Era una mujer excepcionalmente fuerte. Aun ahora le dolían los bíceps por el esfuerzo de retenerla. Con aire pensativo, se llevó el bocadillo a la boca para darle un bocado, pero su busca sonó antes de que pudiera verificar si contraería o no salmonella. La pantalla mostraba el número del móvil de Liska. Marcó su número y esperó.

– Casa del Dolor. Servicio a domicilio.

– Sí, hola, quiero otro golpe en la cabeza y de postre una patada en los dientes.

– Lo siento, pero no tenemos tiempo para divertirnos. Pero te voy a alegrar el día. Deene Combs ha movido ficha. Una hija de Chamiqua Jones ha muerto.

Capítulo 28

– ¿Qué te ha pasado? -inquirió Liska con el ceño fruncido en cuanto Kovac bajó del coche.

– Una mujer enfadada.

– No tienes mujer que se enfade contigo.

– ¿Y por qué iba a limitar eso mis posibilidades de sufrimiento? -replicó Kovac mientras recorría el lugar con la mirada.

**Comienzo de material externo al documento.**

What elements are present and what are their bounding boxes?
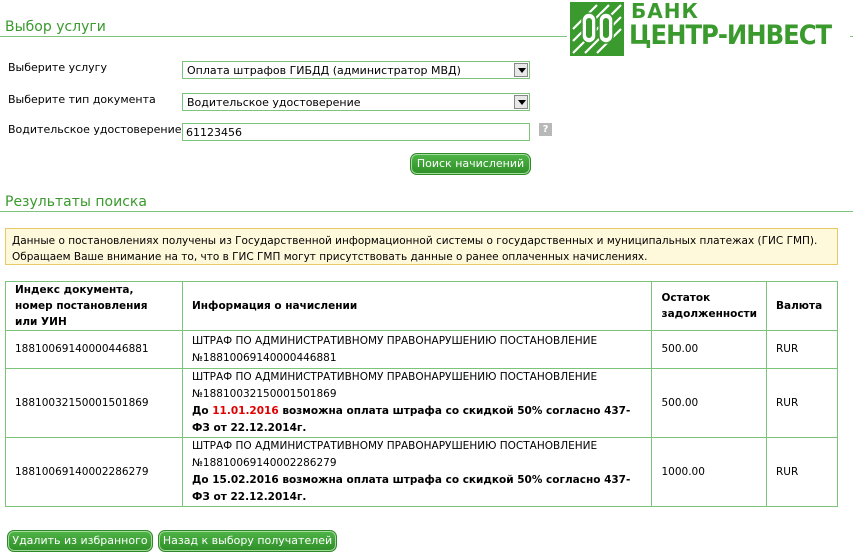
column-header-index: Индекс документа, номер постановления или УИН	[6, 282, 183, 331]
row-amount: 1000.00	[652, 438, 767, 507]
row-info-text: ШТРАФ ПО АДМИНИСТРАТИВНОМУ ПРАВОНАРУШЕНИЮ ПОСТАНОВЛЕНИЕ №18810069140000446881	[192, 334, 598, 364]
discount-text: возможна оплата штрафа со скидкой 50% согласно 437-ФЗ от 22.12.2014г.	[192, 474, 631, 503]
help-icon[interactable]: ?	[539, 123, 552, 136]
bank-logo	[567, 0, 850, 58]
chevron-down-icon[interactable]	[514, 63, 528, 77]
row-currency: RUR	[767, 438, 838, 507]
row-discount-note	[192, 405, 630, 434]
row-info-text: ШТРАФ ПО АДМИНИСТРАТИВНОМУ ПРАВОНАРУШЕНИЮ ПОСТАНОВЛЕНИЕ №18810069140002286279	[192, 440, 598, 469]
column-header-amount: Остаток задолженности	[652, 282, 767, 331]
discount-date: 15.02.2016	[212, 474, 279, 486]
logo-name-text: ЦЕНТР-ИНВЕСТ	[629, 20, 832, 51]
chevron-down-icon[interactable]	[514, 95, 528, 109]
discount-date: 11.01.2016	[212, 405, 279, 417]
logo-bank-text: БАНК	[631, 0, 699, 23]
back-to-recipients-button[interactable]: Назад к выбору получателей	[158, 530, 337, 552]
doc-type-select-value: Водительское удостоверение	[187, 96, 361, 109]
license-label: Водительское удостоверение	[8, 123, 182, 136]
table-row[interactable]	[6, 369, 838, 438]
service-select-value: Оплата штрафов ГИБДД (администратор МВД)	[187, 64, 461, 77]
discount-text: возможна оплата штрафа со скидкой 50% согласно 437-ФЗ от 22.12.2014г.	[192, 405, 631, 434]
table-header-row	[6, 282, 838, 331]
row-info	[183, 438, 652, 507]
row-amount: 500.00	[652, 331, 767, 369]
table-row[interactable]	[6, 331, 838, 369]
row-info	[183, 331, 652, 369]
doc-type-select[interactable]	[182, 93, 530, 111]
service-label: Выберите услугу	[8, 61, 107, 74]
row-discount-note	[192, 474, 630, 503]
row-currency: RUR	[767, 331, 838, 369]
bank-logo-icon	[569, 1, 625, 57]
search-button[interactable]: Поиск начислений	[410, 153, 531, 175]
row-amount: 500.00	[652, 369, 767, 438]
remove-favorite-button[interactable]: Удалить из избранного	[7, 530, 153, 552]
doc-type-label: Выберите тип документа	[8, 93, 156, 106]
license-field[interactable]	[182, 123, 530, 141]
service-section-title: Выбор услуги	[5, 19, 106, 35]
info-notice: Данные о постановлениях получены из Государственной информационной системы о государственных и муниципальных платежах (ГИС ГМП). Обращаем Ваше внимание на то, что в ГИС ГМП могут присутствовать данные о ранее оплаченных начислениях.	[5, 228, 838, 265]
discount-prefix: До	[192, 474, 213, 486]
row-index: 18810032150001501869	[6, 369, 183, 438]
row-info-text: ШТРАФ ПО АДМИНИСТРАТИВНОМУ ПРАВОНАРУШЕНИЮ ПОСТАНОВЛЕНИЕ №18810032150001501869	[192, 371, 598, 400]
license-input[interactable]	[183, 124, 516, 140]
row-currency: RUR	[767, 369, 838, 438]
row-index: 18810069140002286279	[6, 438, 183, 507]
results-table	[5, 281, 838, 507]
column-header-info: Информация о начислении	[183, 282, 652, 331]
service-select[interactable]	[182, 61, 530, 79]
results-section-title: Результаты поиска	[5, 194, 147, 210]
row-index: 18810069140000446881	[6, 331, 183, 369]
column-header-currency: Валюта	[767, 282, 838, 331]
results-section-divider	[0, 211, 853, 212]
discount-prefix: До	[192, 405, 213, 417]
table-row[interactable]	[6, 438, 838, 507]
row-info	[183, 369, 652, 438]
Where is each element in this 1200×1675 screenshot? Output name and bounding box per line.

Chamiqua Jones vivía en un barrio degradado, de destartaladas, casas monstruosas construidas a principios de siglo y más tarde divididas en pisos. Sin embargo, no era un barrio marginal. Las familias que vivían allí eran pobres, pero en su mayoría hacían cuanto estaba, en su mano por ayudarse unas a otras. Sus peores enemigos no eran los suburbios blancos, sino las bandas y los traficantes de crack.

Precisamente por ese motivo, pensó Kovac cuando se dirigían, hacia el grupo de policías y técnicos forenses.

Junto a un montículo de nieve yacía un cuerpo pequeño y cubierto con una manta. El montículo de nieve sucia aparecía salpicado de sangre. Chamiqua Jones estaba algo apartada, gritando, gimiendo y meciéndose mientras amigos y vecinos intentaban consolarla.

– Los niños estaban jugando en la nieve -explicó Liska-. Según uno de ellos, un coche con tres o cuatro matones se paró junto a ellos, asomó la cabeza por la ventanilla y gritó el nombre de Jones. Cuando vio quién reaccionaba, disparó a la niña una vez en la cara y dos en el pecho.

– Joder.

– No es un mensaje demasiado sutil que digamos.

– ¿Quién lleva el caso?

– Tom Michaels.

Al oír su nombre, Michaels dejó la conversación que estaba sosteniendo con uno de los agentes y se acercó de inmediato a ellos. Era un tipo robusto y nervioso que llevaba el cabello fijado con kilos de gomina para contrarrestar el hecho de que aparentaba unos diecisiete años, aunque no lo conseguía. Era un buen policía.

– Sam, sabía que tú y Liska llevabais el caso Nixon -empezó-, así que imaginé que querríais estar al corriente de esto.

– Gracias… supongo -dijo Kovac-. ¿Han identificado al asesino?

Michaels hizo una mueca.

Respuesta: claro que no, ni tampoco lo identificarían. La hija de Jones había muerto porque a su madre le habían pedido que testificara contra uno de los sicarios de Deene Combs. Las cabezas visibles del barrio exigirían justicia con grandes aspavientos e instarían a los ciudadanos a alzarse y luchar, pero nadie haría nada. No después de aquello. ¿Y quién podía echárselo en cara?